With the California Supreme Court denying a petition for review in Sutter Health v. Superior Court (Atkins), in California a health care provider is not liable for the nominal damages set forth in the state’s Confidentiality of Medical Information Act (CMIA) when password-protected but unencrypted information is stored on a computer and the device is stolen, absent evidence the data was actually viewed.
After the California Court of Appeal, Third Appellate District, dismissed 13 coordinated lawsuits, the plaintiffs’ attorneys in the data theft action filed their petition for review with the California Supreme Court on August 29, 2014. The plaintiffs claimed whether the data was viewed, Sutter had a duty to protect the confidential information, such as through encryption, and failed to meet its duty. On October 15, 2014, the court denied the petition.
Sutter Health maintained medical records concerning the plaintiffs on a desktop computer that was stolen from an office after someone broke in. The medical records of more than 4 million patients were stored on the computer’s hard drive in password-protected but unencrypted format. The plaintiffs did not allege that any unauthorized persons had actually viewed the records, but claimed potential misuses of the information may not manifest for years.
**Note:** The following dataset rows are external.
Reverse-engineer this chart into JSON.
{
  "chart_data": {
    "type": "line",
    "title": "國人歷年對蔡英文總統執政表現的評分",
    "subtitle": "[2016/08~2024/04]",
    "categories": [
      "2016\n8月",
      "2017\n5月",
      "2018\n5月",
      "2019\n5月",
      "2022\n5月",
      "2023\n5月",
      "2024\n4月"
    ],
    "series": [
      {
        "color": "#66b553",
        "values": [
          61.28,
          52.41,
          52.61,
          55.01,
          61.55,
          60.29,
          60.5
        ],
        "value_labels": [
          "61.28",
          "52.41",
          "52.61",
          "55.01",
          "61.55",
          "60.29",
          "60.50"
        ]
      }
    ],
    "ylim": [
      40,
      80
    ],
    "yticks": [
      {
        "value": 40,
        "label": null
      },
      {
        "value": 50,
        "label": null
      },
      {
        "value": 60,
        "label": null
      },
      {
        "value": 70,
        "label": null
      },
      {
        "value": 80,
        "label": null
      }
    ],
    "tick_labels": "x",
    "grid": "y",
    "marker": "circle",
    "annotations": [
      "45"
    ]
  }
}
The plaintiffs sought the $1,000 nominal damages set forth in the CMIA for each class member, or roughly $4.24 billion in damages.
In their complaint, the plaintiffs alleged Sutter Health violated two different sections of the CMIA (§§ 56.10 and 56.101), which invoked the remedy provision of §56.36. The plaintiffs first argued there was a prohibited unconsented-to disclosure, but the court responded that the statute required an affirmative act of disclosure by the defendant, which was not satisfied by a theft. The second provision argued provides, “Every provider of health care … who creates, maintains, preserves, stores, abandons, destroys or disposes of medical information shall do so in a manner that preserves the confidentiality of the information contained therein. Any provider … who negligently maintains … [or] stores … medical information shall be subject to the remedies and penalties provided under … Section 56.36.” That section allows anyone whose confidential information has been negligently released to bring an action for $1,000 nominal damages. “In order to recover under this paragraph it shall not be necessary that the plaintiff suffered or was threatened with actual damages.”
The appellate court held there was no breach of confidentiality absent actual viewing of the information; mere possession of medical information or records by unauthorized persons was insufficient to establish breach of confidentiality. The court agreed with, in part, but differentiated its ruling from Regents of University of California v. Superior Court (2013) 220 Cal.App.4th 549, stating it agrees what is required is pleading and proving the confidential nature of the information was breached as a result of the health care provider’s negligence, but the court arrived at its conclusion differently than Regents. In Sutter, the court found that without an actual confidentiality breach, a health care provider has not violated § 56.101 and therefore does not invoke the remedy provided in § 56.36. In Regents, the provider did not dispute the allegation it violated § 56.101, and the court’s decision was based on § 56.36.
The case is good news for health care providers, making it clear that a breach under § 56.101 means a breach in the protection of what is being held in confidence – the actual health information. A change of possession of the vehicle holding the confidence does not trigger liability. Under Sutter, a health care provider is not subject to liability just because possession of a record or computer is lost. There must be an actual breach of the confidential information – that is, confidential information must be accessed.